Während die fußballfreie Zeit Spieler, Fans und auch Sportjournalisten vor vielfältige Herausforderungen stellt, kann man die Zeit immerhin für grundlegende Analysen und Beobachtungen nutzen.
Das tut auch Deutschlands führendes Fußballmagazin “kicker” mit einer Analyse zu Thiago, dessen Vertrag beim FC Bayern nur noch etwas mehr als ein Jahr läuft, weshalb dieses Frühjahr wichtige Weichen für seine Zukunft zu stellen sind.
Laut “kicker” hat sich Thiago vom Künstler zum Arbeiter gewandelt
Der “kicker” hat am 21.02.2020 einen Artikel über Thiago veröffentlicht, in dem er einen Wandel bei Thiago beschreibt. Der Trainerwechsel von Kovač zu Flick habe zu einem Umdenken beim Spanier gefühlt. Thiago habe erkannt, dass nicht nur “schnuckelige No-look-Pässe” gefordert seien, sondern auch “die Basiselemente des Fußballs”, und letzteres sind in Fußballdeutschland natürlich in erster Linie “knallharte Zweikämpfe.”
Der “kicker” bedient einmal mehr das ebenso etablierte wie unbegründete Narrativ, mit dem Thiago seit seiner Ankunft in München zu kämpfen hat. Ein Schönspieler, technisch gut, ja, das schon, aber um zu gewinnen, da braucht es (in Deutschland) mehr, da muss man Gras fressen. Das tue der Spanier nicht.
Die Zweikampfquote ist kein Beleg für das formulierte Narrativ
Belege für die Storyline? Kaum. Die Schlussfolgerung im “kicker” stützt sich neben Beobachtungen auf eine anscheinend leicht verbesserte Zweikampfquote. Nun ist es mit der Zweikampfquote so eine Sache.

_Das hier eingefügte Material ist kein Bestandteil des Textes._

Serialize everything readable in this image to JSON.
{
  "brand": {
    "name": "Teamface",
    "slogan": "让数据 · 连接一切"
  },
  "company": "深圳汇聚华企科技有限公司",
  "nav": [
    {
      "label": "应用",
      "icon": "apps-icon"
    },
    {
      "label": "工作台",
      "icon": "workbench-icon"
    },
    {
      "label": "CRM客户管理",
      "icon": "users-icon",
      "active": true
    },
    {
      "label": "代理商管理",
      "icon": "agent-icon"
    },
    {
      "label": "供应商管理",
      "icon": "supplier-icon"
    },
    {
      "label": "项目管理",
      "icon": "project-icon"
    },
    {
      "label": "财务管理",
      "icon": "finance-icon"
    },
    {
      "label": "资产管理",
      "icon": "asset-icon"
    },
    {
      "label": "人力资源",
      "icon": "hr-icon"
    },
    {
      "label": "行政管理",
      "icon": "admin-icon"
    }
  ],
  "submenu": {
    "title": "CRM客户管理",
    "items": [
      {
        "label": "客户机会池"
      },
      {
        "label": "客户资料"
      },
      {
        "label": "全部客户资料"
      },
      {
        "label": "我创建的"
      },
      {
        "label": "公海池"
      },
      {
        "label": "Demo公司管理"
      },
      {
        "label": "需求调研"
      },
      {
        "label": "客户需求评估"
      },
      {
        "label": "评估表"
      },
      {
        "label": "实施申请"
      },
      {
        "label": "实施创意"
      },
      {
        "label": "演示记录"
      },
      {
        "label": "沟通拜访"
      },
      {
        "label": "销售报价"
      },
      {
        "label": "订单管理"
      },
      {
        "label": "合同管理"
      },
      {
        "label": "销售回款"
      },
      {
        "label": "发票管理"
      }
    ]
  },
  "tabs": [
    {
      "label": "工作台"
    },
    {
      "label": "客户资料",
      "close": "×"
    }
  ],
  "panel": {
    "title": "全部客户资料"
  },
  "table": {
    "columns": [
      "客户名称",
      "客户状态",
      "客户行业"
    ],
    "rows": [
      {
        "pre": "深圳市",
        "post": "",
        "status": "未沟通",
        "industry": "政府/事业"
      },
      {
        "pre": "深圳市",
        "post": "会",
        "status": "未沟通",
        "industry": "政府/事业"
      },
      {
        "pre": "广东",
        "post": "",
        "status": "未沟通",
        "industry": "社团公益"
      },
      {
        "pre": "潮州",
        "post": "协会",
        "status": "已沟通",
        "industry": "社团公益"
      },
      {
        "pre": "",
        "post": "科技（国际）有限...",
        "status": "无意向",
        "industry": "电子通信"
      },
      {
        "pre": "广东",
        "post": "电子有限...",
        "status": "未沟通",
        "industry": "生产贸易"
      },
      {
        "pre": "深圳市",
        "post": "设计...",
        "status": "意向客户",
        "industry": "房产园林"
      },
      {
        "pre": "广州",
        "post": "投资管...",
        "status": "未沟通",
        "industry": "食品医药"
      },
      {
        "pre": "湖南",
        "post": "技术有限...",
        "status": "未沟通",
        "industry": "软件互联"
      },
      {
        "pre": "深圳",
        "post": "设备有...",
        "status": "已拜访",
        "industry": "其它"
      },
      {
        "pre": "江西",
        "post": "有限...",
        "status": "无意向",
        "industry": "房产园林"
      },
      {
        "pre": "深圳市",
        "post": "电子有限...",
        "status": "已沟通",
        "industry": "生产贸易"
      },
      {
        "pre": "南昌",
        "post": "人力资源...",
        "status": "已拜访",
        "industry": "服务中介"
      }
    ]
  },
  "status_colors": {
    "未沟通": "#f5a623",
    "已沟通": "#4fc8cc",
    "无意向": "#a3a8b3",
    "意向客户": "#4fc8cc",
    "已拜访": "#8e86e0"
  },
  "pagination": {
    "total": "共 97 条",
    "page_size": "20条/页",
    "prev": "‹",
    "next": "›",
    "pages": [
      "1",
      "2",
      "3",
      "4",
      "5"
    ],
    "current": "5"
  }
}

Schwächen der Zweikampfstatistik
Martin Rafelt, Autor von Spielverlagerung.de sowie Trainer und Analyst bei Hajduk Split, erklärte das Problem der Zweikampfstatistik bereits vor Jahren ausführlich zum Spiel von Borussia Dortmund gegen den FC Augsburg. Im Prinzip geht es darum, dass es im modernen Fußball unklar ist, was ein gewonnener Zweikampf und was ein verlorener überhaupt ist. Und was davon einen Mehrwert für die Mannschaft bringt.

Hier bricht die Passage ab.